We also urge you to call for the investigation of other enforced disappearances cases that remain unresolved in Indonesia.  These include the case of Aristoteles Masoka, a 21-year-old from Papua who worked as a driver for traditional leader Theys Eluay. Indonesian special forces (Komando Pasukan Khusus, or Kopassus) soldiers kidnapped Eluay in November 2001 after he left an event at their barracks in his car. According to his father, Masoka escaped the initial abduction and went to the local Kopassus headquarters to report the attack on Eluay to the ranking officer, Lt. Col. Tri Hartomo. Masoka has not been seen since. In April 2003, a military court found Hartomo and six other Kopassus members guilty of mistreatment and battery leading to Eluay's death. No one has been prosecuted for Masoka's disappearance.

Finally, we note that Indonesia has yet to become a party to several major human rights treaties, including the Convention on the Rights of Persons with Disabilities, which it signed in March 2007 but has not ratified; the International Convention on the Protection of the Rights of All Migrant Workers and Members of their Families, which it signed in September 2004 but has not ratified; and the 1951 Convention relating to the Status of Refugees and its 1967 Protocol, neither of which it has signed or ratified.

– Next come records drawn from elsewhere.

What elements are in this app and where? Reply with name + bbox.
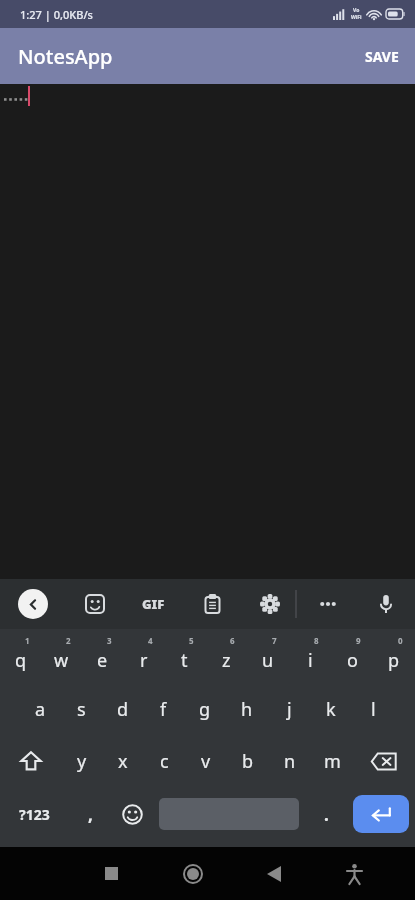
staticText: Vo: [353, 7, 360, 14]
button[interactable]: m: [311, 735, 353, 787]
staticText: d: [117, 697, 129, 722]
button[interactable]: GIF: [136, 589, 171, 619]
staticText: b: [242, 749, 254, 774]
button[interactable]: More: [313, 595, 343, 613]
button[interactable]: Stickers: [79, 588, 111, 620]
button[interactable]: 2: [41, 631, 82, 683]
button[interactable]: Back: [233, 847, 314, 900]
staticText: v: [201, 749, 211, 774]
button[interactable]: Settings: [254, 588, 286, 620]
button[interactable]: 7: [247, 631, 289, 683]
staticText: i: [308, 648, 313, 673]
staticText: e: [97, 648, 108, 673]
button[interactable]: v: [185, 735, 227, 787]
button[interactable]: n: [269, 735, 311, 787]
button[interactable]: 6: [205, 631, 247, 683]
staticText: 1: [25, 635, 30, 646]
staticText: o: [347, 648, 358, 673]
staticText: x: [118, 749, 128, 774]
staticText: 0: [398, 635, 403, 646]
staticText: r: [140, 648, 148, 673]
button[interactable]: f: [143, 683, 184, 735]
staticText: f: [160, 697, 167, 722]
staticText: NotesApp: [18, 43, 113, 70]
button[interactable]: ?123: [0, 787, 69, 841]
staticText: 8: [314, 635, 319, 646]
button[interactable]: Recents: [70, 847, 152, 900]
button[interactable]: g: [184, 683, 226, 735]
staticText: k: [326, 697, 336, 722]
staticText: t: [181, 648, 188, 673]
button[interactable]: b: [227, 735, 269, 787]
staticText: a: [35, 697, 46, 722]
staticText: ?123: [19, 805, 50, 824]
button[interactable]: y: [61, 735, 102, 787]
button[interactable]: 1: [0, 631, 41, 683]
button[interactable]: l: [352, 683, 394, 735]
staticText: j: [287, 697, 292, 722]
button[interactable]: 5: [164, 631, 205, 683]
button[interactable]: 9: [331, 631, 373, 683]
staticText: 7: [272, 635, 277, 646]
staticText: s: [77, 697, 86, 722]
button[interactable]: h: [226, 683, 268, 735]
button[interactable]: x: [102, 735, 143, 787]
button[interactable]: Emoji: [111, 787, 153, 841]
staticText: 9: [356, 635, 361, 646]
button[interactable]: Backspace: [353, 735, 415, 787]
staticText: p: [388, 648, 400, 673]
button[interactable]: 4: [123, 631, 164, 683]
staticText: .: [324, 803, 329, 826]
staticText: 6: [230, 635, 235, 646]
staticText: SAVE: [365, 47, 399, 66]
button[interactable]: j: [268, 683, 310, 735]
staticText: c: [160, 749, 169, 774]
staticText: l: [371, 697, 376, 722]
button[interactable]: a: [20, 683, 61, 735]
staticText: n: [284, 749, 296, 774]
button[interactable]: Accessibility: [314, 847, 395, 900]
staticText: z: [222, 648, 231, 673]
staticText: w: [54, 648, 69, 673]
button[interactable]: Enter: [353, 795, 409, 833]
button[interactable]: Voice input: [373, 588, 399, 620]
button[interactable]: Back: [18, 589, 48, 619]
staticText: u: [262, 648, 274, 673]
button[interactable]: d: [102, 683, 143, 735]
button[interactable]: .: [305, 787, 347, 841]
staticText: GIF: [142, 595, 165, 613]
staticText: g: [199, 697, 211, 722]
staticText: y: [77, 749, 87, 774]
button[interactable]: 3: [82, 631, 123, 683]
staticText: h: [241, 697, 253, 722]
button[interactable]: Home: [152, 847, 233, 900]
button[interactable]: Shift: [0, 735, 61, 787]
staticText: WiFi: [351, 14, 362, 21]
staticText: 2: [66, 635, 71, 646]
button[interactable]: c: [143, 735, 185, 787]
staticText: ,: [88, 803, 93, 826]
staticText: 5: [189, 635, 194, 646]
button[interactable]: SAVE: [349, 33, 415, 80]
button[interactable]: ,: [69, 787, 111, 841]
staticText: m: [324, 749, 341, 774]
button[interactable]: 8: [289, 631, 331, 683]
staticText: 4: [148, 635, 153, 646]
button[interactable]: k: [310, 683, 352, 735]
staticText: q: [15, 648, 27, 673]
button[interactable]: Clipboard: [198, 588, 227, 620]
button[interactable]: s: [61, 683, 102, 735]
button[interactable]: 0: [373, 631, 415, 683]
staticText: 1:27 | 0,0KB/s: [20, 7, 93, 22]
staticText: 3: [107, 635, 112, 646]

Indonesia said in its 2004-2009 National Human Rights Action plan that it would ratify the Migrant Workers Convention by 2005 and the Refugee Convention and Protocol by 2009, but it missed these deadlines.  We urge you to act to ensure that Indonesia becomes a party to and implements these treaties as well as the Convention on Enforced Disappearance to demonstrate a broad commitment to safeguarding human rights.

Thank you for your consideration. We would appreciate the opportunity to discuss these and other human rights issues with you and members of your administration.